The key design choice is that the classic particle system still decides where trails exist. The GPU path is only a renderer-side enhancement layer. That keeps gameplay code simple: the engine already has trail emitters, trail lifetimes, and trail placement; the GPU system piggybacks on that data instead of teaching the object system about a second particle engine.

It also keeps the feature optional. g_debugDisableVolumetricTrails in W3DDisplay.cpp can disable the whole pass, and the classic trail rendering still produces something readable. For a while on the classic-rendering branch it was default-off because of a drift bug in the volumetric streak path (see bug_contrail_volumetric_drift.md); it's now default-on with the classic ribbon also always drawn as a safety net.

Quirks

  • The pool is destructive by design. The comment in GPUParticles.h calls it out: this is a fixed-size FIFO ring buffer, and the oldest smoke is overwritten when the pool fills. No LRU, no priority — just newest-wins.
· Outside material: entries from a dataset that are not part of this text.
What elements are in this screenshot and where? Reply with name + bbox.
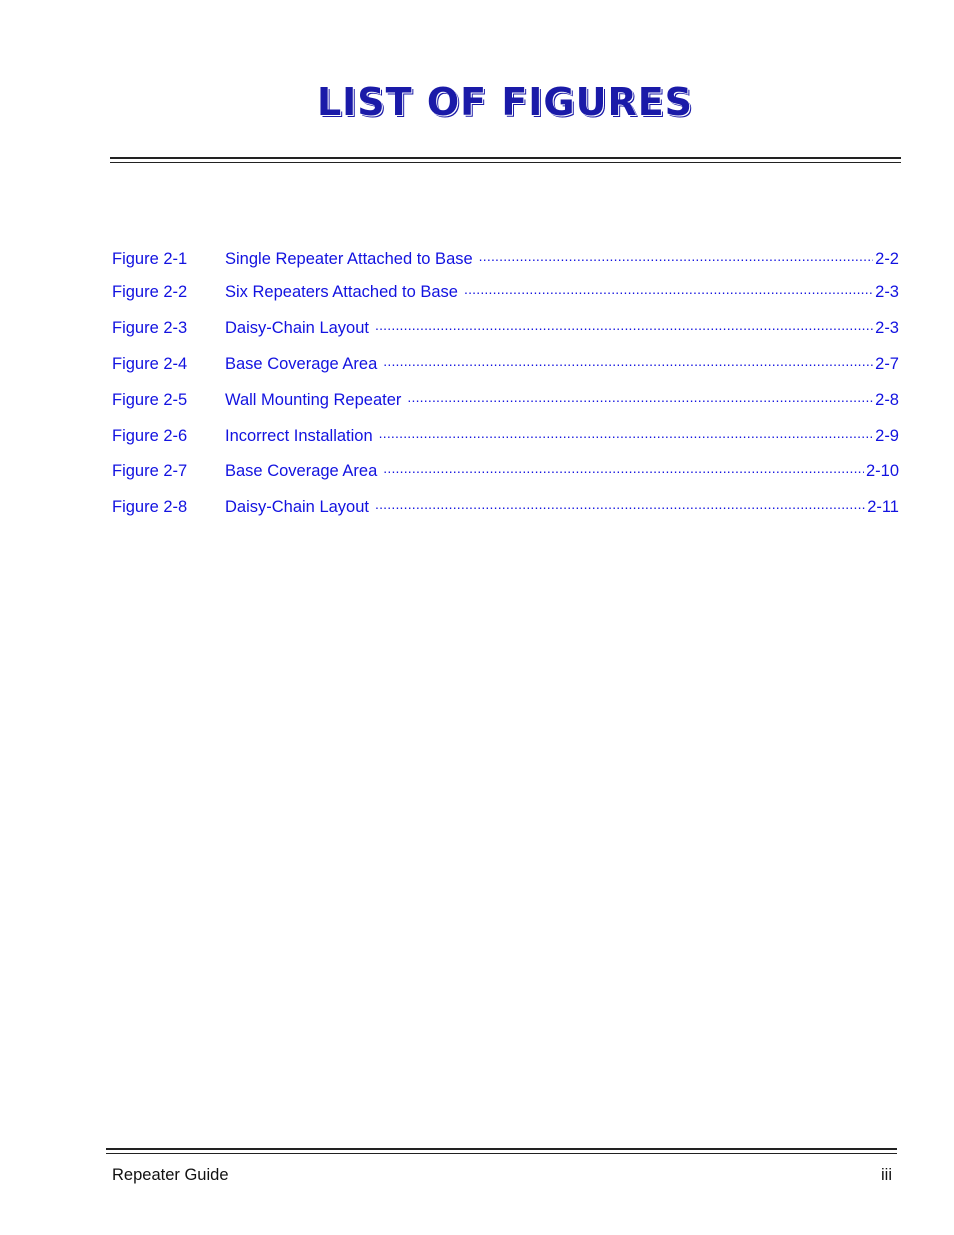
figure-page: 2-2	[875, 250, 899, 268]
footer-divider	[106, 1148, 897, 1154]
figure-title: Daisy-Chain Layout	[225, 319, 369, 337]
figure-page: 2-11	[867, 498, 899, 516]
figure-number: Figure 2-5	[112, 391, 188, 409]
dot-leader	[479, 246, 873, 264]
figure-number: Figure 2-4	[112, 355, 188, 373]
figure-entry[interactable]	[112, 423, 899, 445]
dot-leader	[379, 423, 873, 441]
figure-title: Wall Mounting Repeater	[225, 391, 402, 409]
figure-page: 2-3	[875, 319, 899, 337]
figure-entry[interactable]	[112, 315, 899, 337]
dot-leader	[375, 315, 873, 333]
figure-entry[interactable]	[112, 279, 899, 301]
figure-page: 2-8	[875, 391, 899, 409]
header-divider	[110, 157, 901, 163]
figure-title: Incorrect Installation	[225, 427, 373, 445]
figure-title: Base Coverage Area	[225, 462, 378, 480]
figure-entry[interactable]	[112, 458, 899, 480]
figure-title: Daisy-Chain Layout	[225, 498, 369, 516]
figure-number: Figure 2-6	[112, 427, 188, 445]
dot-leader	[383, 458, 864, 476]
dot-leader	[375, 494, 865, 512]
figure-number: Figure 2-2	[112, 283, 188, 301]
figure-number: Figure 2-3	[112, 319, 188, 337]
figure-page: 2-10	[865, 462, 899, 480]
figure-number: Figure 2-1	[112, 250, 188, 268]
figure-entry[interactable]	[112, 351, 899, 373]
dot-leader	[383, 351, 873, 369]
figure-number: Figure 2-7	[112, 462, 188, 480]
figure-page: 2-3	[875, 283, 899, 301]
figure-entry[interactable]	[112, 387, 899, 409]
page-title: LIST OF FIGURES	[316, 80, 694, 124]
figure-number: Figure 2-8	[112, 498, 188, 516]
footer-page-number: iii	[881, 1166, 892, 1184]
figure-title: Base Coverage Area	[225, 355, 378, 373]
figure-entry[interactable]	[112, 494, 899, 516]
figure-title: Six Repeaters Attached to Base	[225, 283, 458, 301]
figure-entry[interactable]	[112, 246, 899, 268]
dot-leader	[407, 387, 873, 405]
figure-page: 2-9	[875, 427, 899, 445]
dot-leader	[464, 279, 873, 297]
footer-document-name: Repeater Guide	[112, 1166, 229, 1184]
figure-title: Single Repeater Attached to Base	[225, 250, 473, 268]
figure-page: 2-7	[875, 355, 899, 373]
  • Emission is best-effort. The CPU staging buffer holds 256 new particles per frame (if (m_stagingCount >= 256) return;). Dense scenes — multiple simultaneous SCUD launches over a Chinook column — silently drop smoke before it ever reaches the compute pass. There's no overflow counter, so the drop is invisible.

  • The timestep is fixed at 30 Hz in W3DDisplay.cpp:995. That makes the motion stable and logic-aligned, but it also means the system is not simulating with true render-frame delta. A missile fired on a single logic frame will emit the same curve shape regardless of render rate, which matches the rest of the engine's simulation-rate visuals.

  • The renderer always issues the full indexed draw. ctx->DrawIndexed(MAX_PARTICLES * 6, 0, 0) runs whether 1 or 16,384 particles are alive. Dead particles are a shader concern, not a CPU culling concern, so cost scales with pool capacity rather than live count. This is cheaper than it sounds — the dead-particle branch short-circuits the VS early.

  • Not the sole visual for contrails. A note in D3D11Shims.cpp explains why: staging-cap drops and drift can misalign the volumetric smoke under large planes, so the ribbon path stays as a safety net. Both draw simultaneously in the default configuration.

  • Type discrimination is crude. Emit takes an int type (0 = missile exhaust, 1 = contrail). Adding a third type requires extending both the CPU Emit switch and the compute shader's per-type simulation branch. There's no data-driven particle type table.